Над эстрадой яркий свет. Все стихло. Ждут.
Он быстро вышел в обвалившийся восторгом зал, в новом фраке, блестящ и сосредоточен. Раскланялся, сел за сверкающий «Стейнвей». Бушующий зал мгновенно смолк. Как же была плотна и страшна эта вмиг упавшая тишина, тишина великих ожиданий.
Сейчас – Гендель… Рихтер не начинал… Внимание переходит в напряжение… Он молчит… Что же это? Ведь это почти катастрофа! Поднятая голова. Руки бессильно опущены. В зале едва уловимое движение. Наконец-то первые такты. Но что же с ним?! Он неузнаваем! Ведь это едва ли четверть от того, что только что было дома. Он играл с усилием, совершенно очевидным, как бы нехотя, преодолевая сюиту. Так прошло первое отделение… После антракта он гениально играл прелюдии и фуги! С каким-то редким даже для него подъемом и совершенством! Зал стоя рукоплескал ему и Шостаковичу. Это был не успех. Это был триумф!
На другой день он пришел к Анюше при мне. Он был весел и как будто доволен вчерашним. Мы за столом. Смеемся.
Анюша:
– За что ж ты Генделя так отодвинул?
Он:
– Знаете, я вышел, сел, и прямо передо мной в ложе – Шостакович! Он тут же показал, подперев пальцем щеку, очень похоже на известную фотографию Шостаковича.
– Знаете, ну так близко, так близко, тут уж не до Генделя совсем…
Потом рассказывал, как после концерта Шостакович выражал ему свой восторг и приглашал, настоятельно звал к себе.
– Мы, мол, живем в одном доме. Почему мы не видимся? Анюша сияет:
– Когда же ты пойдешь?
Он:
– Ну как это можно? Я и Шостакович! Мог бы я пойти в гости, скажем, к самому Генделю?.. Это одно и то же…
В тот день мы как-то особенно много смеялись. Было хорошо и спокойно.
Глава одиннадцатая. Последнее о маме
Придет ужасный час…
А. С. Пушкин
Было хорошо и спокойно. Но ненадолго. В начале сентября умерла мама. Ее последняя двухдневная болезнь прошла в беспамятстве, и мы не простились…
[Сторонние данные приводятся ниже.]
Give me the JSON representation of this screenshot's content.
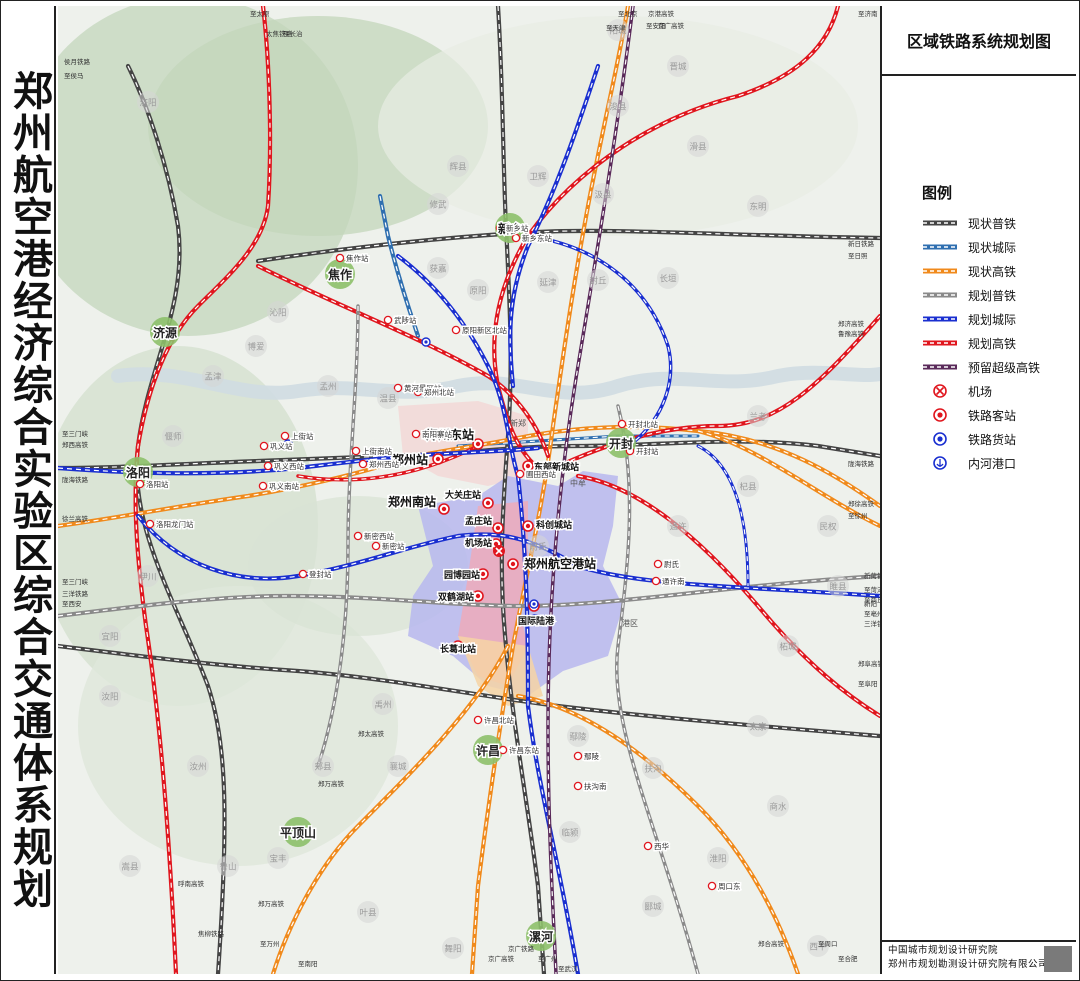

Расскажу об этом просто и коротко. Утром она перестала дышать. Я стоял и смотрел на ее лицо на подушке. Она ежесекундно менялась: делалась все темнее и как будто бы меньше… Потом услышал чьи-то осторожные слова:
– Это уже не она…
Я же просто стоял. Вот и все. Сколько раз думал я об этой неизбежной, страшной минуте. Вот она… Ну, что же, похожа она на то, что я представлял себе? Нет… Все было слишком обыденно, слишком просто… День как день, обычное утро. Девять часов. В окне солнце, и редкие облака да слегка пожелтевшие листья. На подушке маленькое темное лицо. Нет, это уже не она… Это уже совсем не она…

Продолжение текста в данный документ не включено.